Diretto dal norvegese André Øvredal, Autopsy arriva nei cinema italiani e internazionali in punta di piedi, proprio come l’ospite misterioso che si annida nel corpo di Jane Doe. Øvredal, al suo primo film in lingua inglese, firma un horror claustrofobico, in cui l’azione si concentra in un unico spazio: due persone, un cadavere e un obitorio. Mentre fuori divampa il classico temporale dal cliché del cinema dell’orrore. L’obiettivo non è spaventare, quanto inquietare: ogni scena è studiata nei minimi dettagli, la presa della camera è ferma sui particolari, messi in risalto da una musica angosciante e ricca di pathos. La trama si sviluppa su più livelli: dall’incipit tranquillo all’autopsia di Jane Doe, passando per i fenomeni inspiegabili e terminando con l’orrore puro e la sconvolgente rivelazione finale.
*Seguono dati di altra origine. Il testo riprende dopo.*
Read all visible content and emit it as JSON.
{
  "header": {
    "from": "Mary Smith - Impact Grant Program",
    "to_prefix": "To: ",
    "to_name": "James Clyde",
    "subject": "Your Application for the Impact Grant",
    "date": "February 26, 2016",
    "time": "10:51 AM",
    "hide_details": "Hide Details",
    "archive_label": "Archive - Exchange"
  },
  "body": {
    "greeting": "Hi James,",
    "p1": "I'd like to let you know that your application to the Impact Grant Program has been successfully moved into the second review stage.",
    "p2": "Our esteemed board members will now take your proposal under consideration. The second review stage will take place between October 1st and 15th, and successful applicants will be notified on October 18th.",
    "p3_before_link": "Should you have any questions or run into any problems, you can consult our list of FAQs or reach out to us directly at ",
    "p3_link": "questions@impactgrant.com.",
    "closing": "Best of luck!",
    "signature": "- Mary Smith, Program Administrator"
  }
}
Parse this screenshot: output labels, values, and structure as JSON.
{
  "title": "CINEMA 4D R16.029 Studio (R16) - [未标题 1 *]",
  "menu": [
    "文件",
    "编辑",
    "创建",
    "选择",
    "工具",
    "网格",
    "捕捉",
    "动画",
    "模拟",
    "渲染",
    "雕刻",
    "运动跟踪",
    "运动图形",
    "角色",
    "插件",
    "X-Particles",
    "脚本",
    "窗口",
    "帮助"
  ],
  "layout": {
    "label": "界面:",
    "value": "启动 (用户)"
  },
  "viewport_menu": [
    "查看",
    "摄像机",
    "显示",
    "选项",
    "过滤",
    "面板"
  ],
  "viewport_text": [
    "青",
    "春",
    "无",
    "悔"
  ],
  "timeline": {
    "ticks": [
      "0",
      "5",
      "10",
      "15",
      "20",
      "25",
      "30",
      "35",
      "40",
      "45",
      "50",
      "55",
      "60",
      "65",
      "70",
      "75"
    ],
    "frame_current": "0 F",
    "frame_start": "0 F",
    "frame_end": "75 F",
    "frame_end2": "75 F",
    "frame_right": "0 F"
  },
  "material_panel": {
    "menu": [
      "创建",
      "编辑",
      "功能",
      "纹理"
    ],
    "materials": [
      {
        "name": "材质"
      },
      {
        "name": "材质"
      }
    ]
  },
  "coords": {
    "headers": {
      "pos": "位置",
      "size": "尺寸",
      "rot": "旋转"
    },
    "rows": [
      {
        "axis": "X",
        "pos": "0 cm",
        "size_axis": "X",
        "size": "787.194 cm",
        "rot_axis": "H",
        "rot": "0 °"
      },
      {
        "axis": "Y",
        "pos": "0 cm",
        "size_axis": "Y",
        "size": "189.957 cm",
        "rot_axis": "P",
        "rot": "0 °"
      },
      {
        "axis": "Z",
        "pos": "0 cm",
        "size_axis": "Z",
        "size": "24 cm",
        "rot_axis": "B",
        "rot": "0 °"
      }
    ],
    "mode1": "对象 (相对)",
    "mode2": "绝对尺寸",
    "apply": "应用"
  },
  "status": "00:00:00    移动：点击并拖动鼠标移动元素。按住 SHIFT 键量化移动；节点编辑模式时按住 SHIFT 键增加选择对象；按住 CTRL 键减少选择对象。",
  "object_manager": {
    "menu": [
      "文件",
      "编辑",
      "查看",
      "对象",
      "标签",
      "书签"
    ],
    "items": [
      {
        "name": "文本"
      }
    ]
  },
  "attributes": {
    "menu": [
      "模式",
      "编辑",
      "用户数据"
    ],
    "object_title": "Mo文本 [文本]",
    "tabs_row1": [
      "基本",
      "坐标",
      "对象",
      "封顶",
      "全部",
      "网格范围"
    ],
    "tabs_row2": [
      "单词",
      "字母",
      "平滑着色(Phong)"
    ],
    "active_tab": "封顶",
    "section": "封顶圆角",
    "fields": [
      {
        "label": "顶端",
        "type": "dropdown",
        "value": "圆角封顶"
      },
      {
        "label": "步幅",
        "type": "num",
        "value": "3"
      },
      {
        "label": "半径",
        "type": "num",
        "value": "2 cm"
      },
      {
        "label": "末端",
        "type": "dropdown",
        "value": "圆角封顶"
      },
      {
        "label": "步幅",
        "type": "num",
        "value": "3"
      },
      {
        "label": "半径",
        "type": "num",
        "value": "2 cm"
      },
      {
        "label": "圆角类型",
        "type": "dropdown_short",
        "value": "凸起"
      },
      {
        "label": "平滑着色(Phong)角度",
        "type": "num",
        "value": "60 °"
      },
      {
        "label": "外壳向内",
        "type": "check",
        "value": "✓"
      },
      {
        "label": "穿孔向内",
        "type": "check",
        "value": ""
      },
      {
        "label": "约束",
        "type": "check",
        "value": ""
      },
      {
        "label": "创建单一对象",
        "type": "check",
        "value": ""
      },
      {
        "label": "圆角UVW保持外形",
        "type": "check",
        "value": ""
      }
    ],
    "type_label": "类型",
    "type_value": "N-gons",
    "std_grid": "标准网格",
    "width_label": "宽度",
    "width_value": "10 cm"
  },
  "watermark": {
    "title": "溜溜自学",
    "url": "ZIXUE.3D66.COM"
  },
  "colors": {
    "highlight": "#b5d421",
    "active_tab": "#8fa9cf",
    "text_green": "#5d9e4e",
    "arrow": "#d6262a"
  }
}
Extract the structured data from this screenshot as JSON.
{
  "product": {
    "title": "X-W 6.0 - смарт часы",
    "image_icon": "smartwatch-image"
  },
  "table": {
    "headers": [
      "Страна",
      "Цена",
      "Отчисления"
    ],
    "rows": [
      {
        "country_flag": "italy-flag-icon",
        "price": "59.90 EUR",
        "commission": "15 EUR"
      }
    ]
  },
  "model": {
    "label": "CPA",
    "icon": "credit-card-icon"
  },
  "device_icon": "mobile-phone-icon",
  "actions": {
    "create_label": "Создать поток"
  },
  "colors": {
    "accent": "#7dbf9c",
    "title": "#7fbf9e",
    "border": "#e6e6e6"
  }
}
Dietro la saggia, spietata e cruda sceneggiatura ci sono Ian Goldberg e Richard Naingun, un duo che ha precedentemente firmato due serie tv della ABC e Freeform, Once Upon a Time e il piccolo cult sovrannaturale Dead of Summer, cancellato prematuramente dopo una stagione.

Non solo horror: Øvredal sottolinea anche i rapporti umani, tracciando il legame che intercorre tra padre e figlio, gli unici due protagonisti (vivi) di Autopsy. Cox e Hirsh mettono in scena un rapporto complesso, tra un padre stakanovista amante del proprio lavoro, al contrario del figlio, volenteroso di evadere da quell’impiego insoddisfacente ma obbligato a restare per aiutare il proprio genitore. Realizzato in meno di un mese e a low budget, come altri horror “economici” anche Autopsy si inserisce nell’Olimpo di piccoli capolavori come Sinister, Insidious e It Follows dove la paura dell’incognito e gli istinti primordiali (incertezza, incoscienza, sopravvivenza) diventano il motore principale su cui è costruito film.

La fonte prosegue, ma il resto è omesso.